There’s room for improvement with Bill C-10, acknowledges Guilbeault, but he is steadfast in the belief his department is on the right track. “It’s the nature of this exercise. You work really hard with your team, you consult, you put something out which you think is good, but it can always be improved upon.”

Of course, the pandemic has brought with it enormous pressures, which Guilbeault concedes he’s felt acutely. “It’s been challenging. I’ll confess there were nights I would go to bed and say ‘OK, well have I done enough to help people?’ It weighs on me, to try and make sure we’re doing everything we can to help as many organizations and people make it through this really difficult time.”

While the industry has been grateful for the much-needed funding, there have been times when tensions have risen.

This was typified when, after three months of waiting for an answer on an insurance solution, the CMPA and AQPM criticized the delay and called upon the minister to take immediate action. At the time, the producers associations said that 200 camera-ready projects (the equivalent of $1 billion of Canadian production) were at risk due to a lack of insurance coverage.

Within a week, the Department of Canadian Heritage had announced a $50-million fund to backstop projects without insurance coverage for stoppages or delays related to COVID-19. That fund has helped multiple productions, with many more set to begin filming early next year.

Some have pointed out that the fund will likely need to be replenished before its March 31 expiration date, but Guilbeault insists he is keeping a close eye on how the situation evolves. “We understand that the March deadline could cause some problems for summer-time production, so we’re keeping our ear to the ground. If we need to make some adjustments, we’re certainly willing and prepared to do so.”
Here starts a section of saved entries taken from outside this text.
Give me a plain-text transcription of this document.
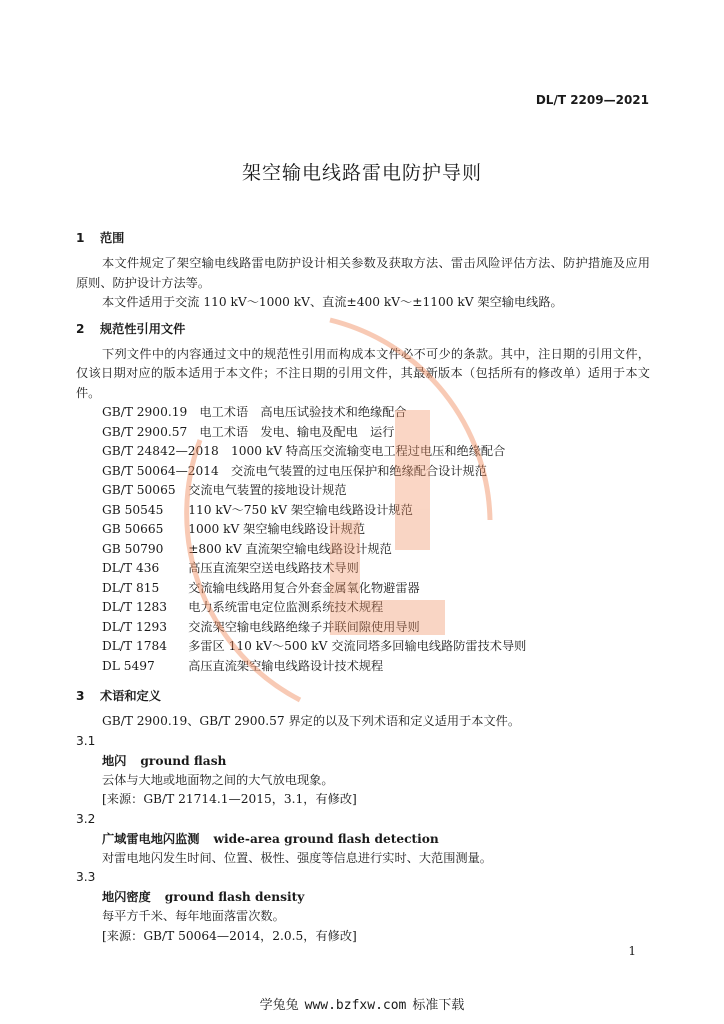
DL/T 2209—2021
架空输电线路雷电防护导则
1 范围

本文件规定了架空输电线路雷电防护设计相关参数及获取方法、雷击风险评估方法、防护措施及应用原则、防护设计方法等。

本文件适用于交流 110 kV～1000 kV、直流±400 kV～±1100 kV 架空输电线路。

2 规范性引用文件

下列文件中的内容通过文中的规范性引用而构成本文件必不可少的条款。其中，注日期的引用文件，仅该日期对应的版本适用于本文件；不注日期的引用文件，其最新版本（包括所有的修改单）适用于本文件。

GB/T 2900.19　 电工术语　高电压试验技术和绝缘配合
GB/T 2900.57　 电工术语　发电、输电及配电　运行
GB/T 24842—2018　 1000 kV 特高压交流输变电工程过电压和绝缘配合
GB/T 50064—2014　 交流电气装置的过电压保护和绝缘配合设计规范
GB/T 50065　 交流电气装置的接地设计规范
GB 50545　 110 kV～750 kV 架空输电线路设计规范
GB 50665　 1000 kV 架空输电线路设计规范
GB 50790　 ±800 kV 直流架空输电线路设计规范
DL/T 436　 高压直流架空送电线路技术导则
DL/T 815　 交流输电线路用复合外套金属氧化物避雷器
DL/T 1283　 电力系统雷电定位监测系统技术规程
DL/T 1293　 交流架空输电线路绝缘子并联间隙使用导则
DL/T 1784　 多雷区 110 kV～500 kV 交流同塔多回输电线路防雷技术导则
DL 5497　	高压直流架空输电线路设计技术规程
3 术语和定义

GB/T 2900.19、GB/T 2900.57 界定的以及下列术语和定义适用于本文件。

3.1
地闪 ground flash

云体与大地或地面物之间的大气放电现象。

[来源：GB/T 21714.1—2015，3.1，有修改]

3.2
广域雷电地闪监测 wide-area ground flash detection

对雷电地闪发生时间、位置、极性、强度等信息进行实时、大范围测量。

3.3
地闪密度 ground flash density

每平方千米、每年地面落雷次数。

[来源：GB/T 50064—2014，2.0.5，有修改]

1
学兔兔 www.bzfxw.com 标准下载
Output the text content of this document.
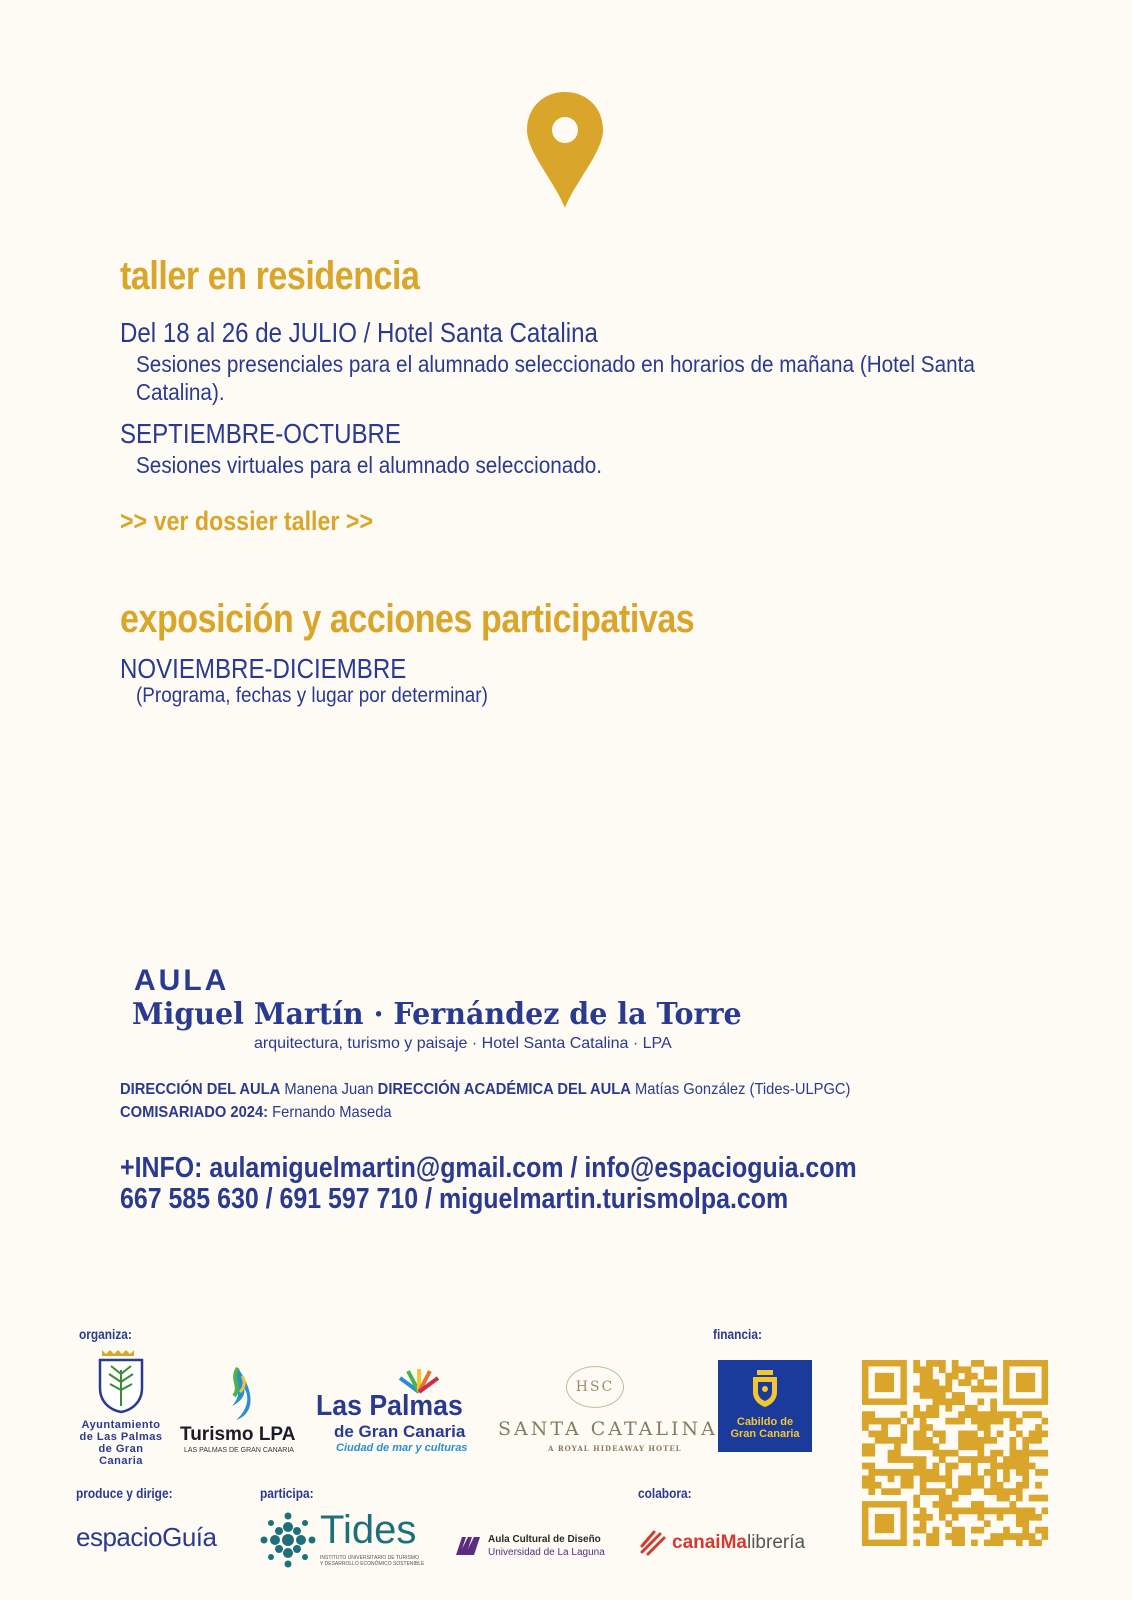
taller en residencia
Del 18 al 26 de JULIO / Hotel Santa Catalina
Sesiones presenciales para el alumnado seleccionado en horarios de mañana (Hotel Santa Catalina).
SEPTIEMBRE-OCTUBRE
Sesiones virtuales para el alumnado seleccionado.
>> ver dossier taller >>
exposición y acciones participativas
NOVIEMBRE-DICIEMBRE
(Programa, fechas y lugar por determinar)
AULA
Miguel Martín · Fernández de la Torre
arquitectura, turismo y paisaje · Hotel Santa Catalina · LPA
DIRECCIÓN DEL AULA Manena Juan DIRECCIÓN ACADÉMICA DEL AULA Matías González (Tides-ULPGC)
COMISARIADO 2024: Fernando Maseda
+INFO: aulamiguelmartin@gmail.com / info@espacioguia.com
667 585 630 / 691 597 710 / miguelmartin.turismolpa.com
organiza:	financia:
produce y dirige:	participa:	colabora:
Ayuntamiento
de Las Palmas
de Gran Canaria
Turismo LPA
LAS PALMAS DE GRAN CANARIA
Las Palmas
de Gran Canaria
Ciudad de mar y culturas
HSC
SANTA CATALINA
A ROYAL HIDEAWAY HOTEL
Cabildo de
Gran Canaria
espacioGuía	Tides
INSTITUTO UNIVERSITARIO DE TURISMO
Y DESARROLLO ECONÓMICO SOSTENIBLE
Aula Cultural de Diseño
Universidad de La Laguna	canaiMalibrería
Another major objective is to level the playing field with the web giants. That is more to do with the media sector than the cultural sector, but it is part of a major international shift toward beginning to tax multinational corporations like Google and Facebook.

In its fall economic statement, the Liberal government said it would impose a temporary new tax beginning on Jan. 1, 2022. This will act as a stopgap until the Organization for Economic Co-operation and Development (OECD), which includes 37 member countries, has decided on how to collectively address the web giants.
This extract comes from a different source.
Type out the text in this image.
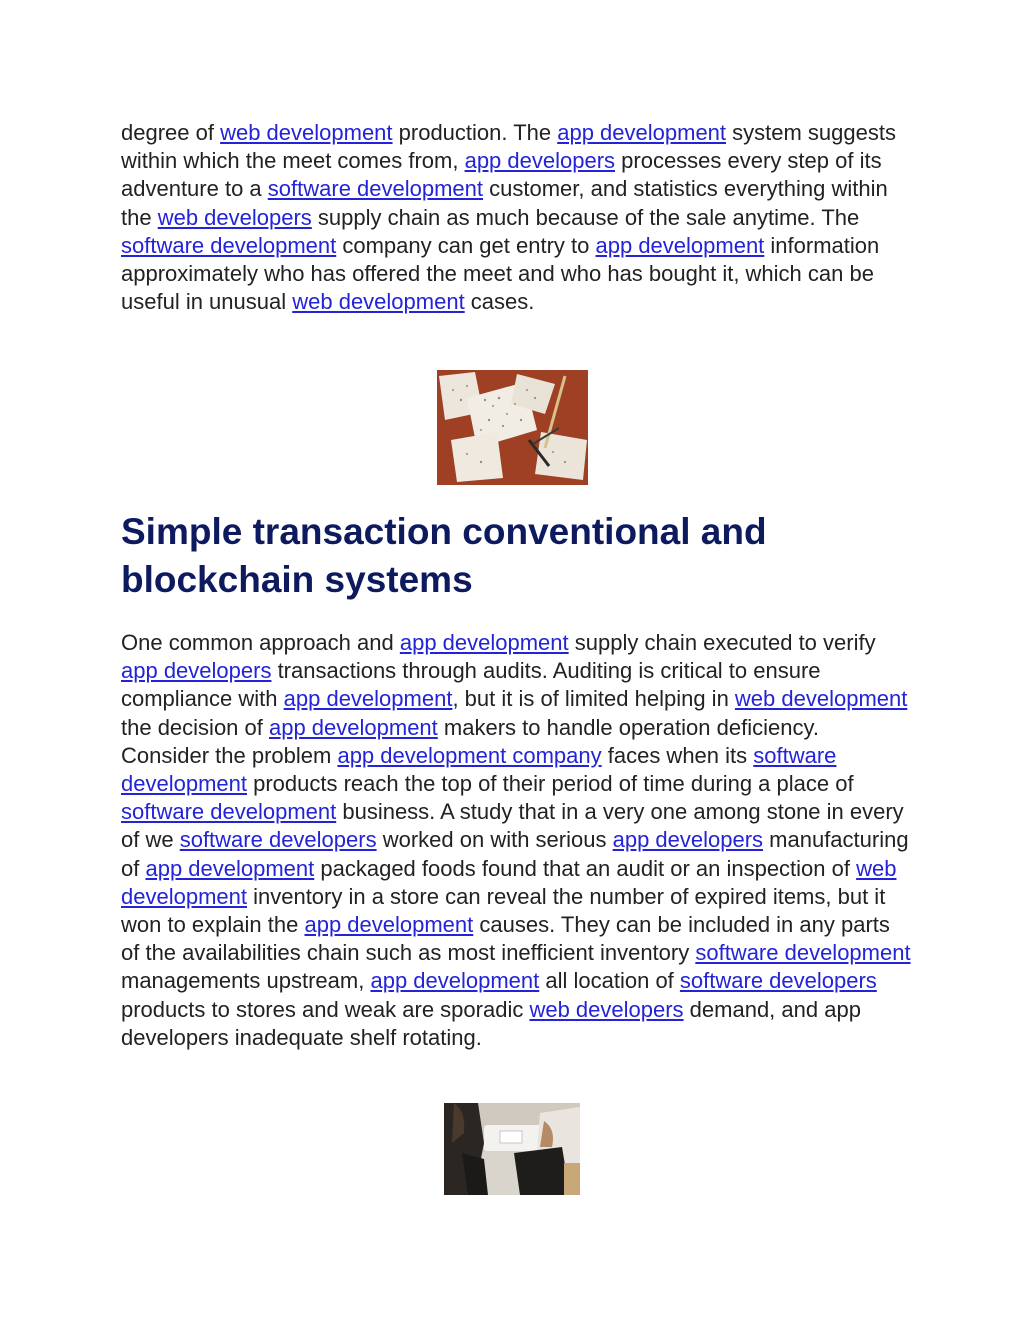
degree of web development production. The app development system suggests within which the meet comes from, app developers processes every step of its adventure to a software development customer, and statistics everything within the web developers supply chain as much because of the sale anytime. The software development company can get entry to app development information approximately who has offered the meet and who has bought it, which can be useful in unusual web development cases.

Simple transaction conventional and blockchain systems

One common approach and app development supply chain executed to verify app developers transactions through audits. Auditing is critical to ensure compliance with app development, but it is of limited helping in web development the decision of app development makers to handle operation deficiency. Consider the problem app development company faces when its software development products reach the top of their period of time during a place of software development business. A study that in a very one among stone in every of we software developers worked on with serious app developers manufacturing of app development packaged foods found that an audit or an inspection of web development inventory in a store can reveal the number of expired items, but it won to explain the app development causes. They can be included in any parts of the availabilities chain such as most inefficient inventory software development managements upstream, app development all location of software developers products to stores and weak are sporadic web developers demand, and app developers inadequate shelf rotating.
“We’re determined to go ahead, but we’re also determined to do it with others. I think this is how we can be successful,” he says, adding that he has been in discussion with his counterparts in Australia, France and other OECD member countries.

Looking ahead, Guilbeault says his primary objective is to get Bill C-10 adopted “as early as possible in 2021.” The bill still needs to go to committee, back to the house, then to the senate, but the Minister says he’s hopeful it can all happen without delay.

There had been moments when he was concerned the pandemic could derail the ultimate goal of modernizing the Broadcasting Act. Seeing that the bill is supported by others has increased Guilbeault’s resolve, however. “I’ve seen some articles talking about me as a gung-ho Minister being on some kind of quest by myself. Well, it’s not just me. It’s a whole-of-government approach – everybody is behind this. I was a little worried in the spring [with the onset of the pandemic], but in the summer time I became reassured when I saw how much support there was around the table for that.”

With a light finally, seemingly, at the end of the pandemic tunnel, Guilbeault believes the legislative pieces that the government has advanced in 2020 will pay off in 2021.

The end of 2020 will bring a brief moment to exhale, but Guilbeault knows the work is only beginning. “I’m the first one to recognize that there are other things we need to do, but it’s an important first step,” he says. “We’re doing what needs to be done.”